Under an emerging deal hashed out between the Pentagon and the director of national intelligence, the country’s top spook might for the first time actually control the thousands of spies and contractors he’s responsible for overseeing. Just follow the money.
You might think the director of national intelligence actually runs the spy world. But that would make too much sense. In fact, as long as there’s been a “community” of spy agencies, the Defense Department has kept the intelligence budget (now totaling $80.1 billion annually) under the military thumb. That’s not really surprising, since the military’s intelligence services — the National Security Agency, the Defense Intelligence Agency, the National Geospatial Intelligence Agency, etc. — own the majority of big-ticket intel items like space satellites. But it’s meant that functional control of the intelligence budget isn’t in the hands of the nation’s top spy, despite years’ worth of legislative and bureaucratic fixes to consolidate control of intelligence under a single official.
That could be coming to an end. At a Louisiana conference yesterday, James Clapper, the director of national intelligence, announced that he’s reached “at least conceptual agreement” with his old friend, Defense Secretary Robert Gates, to move the National Intelligence Program, the non-operational-military (read: CIA) part of the intel budget, over to his office. That’s $53.1 billion dollars — out of $80 billion — that Clapper or his successor will control by 2013. (The remaining $27 billion, for military intelligence activities, will remain in Pentagon hands.)
The details are still fuzzy, but it sounds like the director can for the first time shift money into spying priorities — and de-fund programs that aren’t working. The intelligence agencies now have to take greater notice of who’s in charge. Just last year, the CIA routed Clapper’s predecessor in a bureaucratic fight over who appointed the top spooks at overseas spying outposts. That’s a lot harder to do when Clapper’s office has influence over the agency’s cash.
Clapper had no problem bragging about the big bureaucratic victory. “That is one specific way to accrue more authority to [my office] in the oversight and execution of that funding,” he told the U.S. Geospatial Intelligence Foundation’s annual meeting.
It’s also a shift for Clapper himself. Congress created a director of national intelligence in 2004 to manage the 16 spy services, but didn’t actually write into the law mechanisms for the director to direct his own budget. Lawmakers have come to see that as a mistake, but haven’t fixed it. In his previous job heading up defense intelligence, Clapper didn’t mind the congressional error, preferring for the Pentagon to control the intel money — to the point where the Senate intelligence committee’s leadership initially balked at his nomination to be director.
But the new arrangement isn’t just good for Clapper. It’s in Gates’ interest. The Pentagon chief is trying to cut $100 billion in waste out of the defense budget for five years, an effort he says is necessary to preserving core military functions against future attempts at balancing the federal budget. With the stroke of a pen, $53 billion is no longer Gates’ problem.
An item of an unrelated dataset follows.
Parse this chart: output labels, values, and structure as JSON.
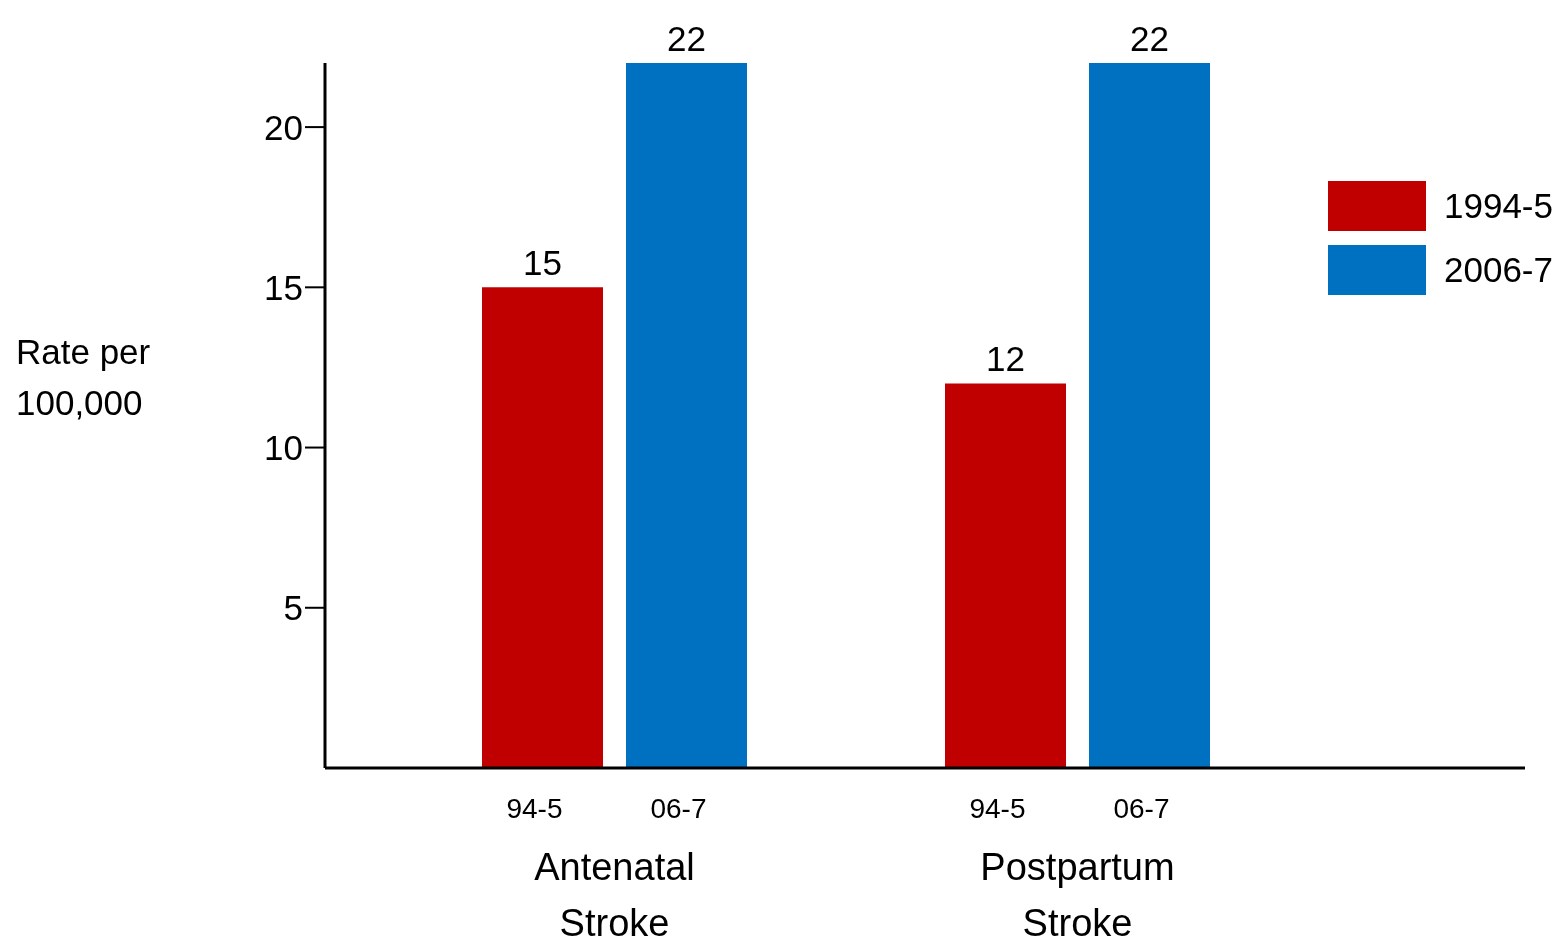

No wonder Clapper called it “win-win” for the Pentagon and the spy services.
The move also got cautious praise as a transparency measure. Steve Aftergood, an intelligence-policy analyst at the Federation of American Scientists who’s fought for years to shine more sunlight into the intelligence budget, blogged that if Clapper can secure congressional support for the budget shift, he’ll remove “a source of pointless obfuscation, and thereby strengthen oversight and accountability.” That’s a big if, though: Clapper and Gates will need to convince the congressional armed-service panels that they should turn over their authorities over the lion’s share of the intel budget to their colleagues on the intelligence committees.
It’s also not even Clapper’s only big announcement at the conference. At his confirmation hearing, he mused that the spy services had become too dependent on private contractors — the subject of a recent Washington Post expose. In Louisiana, Clapper said he’ll start “smartly” cutting back on contract personnel over a period of years, starting with his own office staff, and he’ll expand the permanent intelligence workforce. Overall, he also pledged to trim the total spy budget — which is double what it was on 9/11. And he’s bringing in Major General Michael Flynn, the author of a harsh critique of intelligence practices in Afghanistan, to make sure spy agencies share information with each other across the federal and state governments.
There are a lot of details that need to be worked out, as the agreement with Gates is still “conceptual.” And already congressional staffers are giving anonymous not-so-fast quotes to the papers. But if Clapper can pull this off, then the country is a step closer to getting the spy agencies on the same page — something that the 9/11 Commission urged in order to prevent another terrorist attack.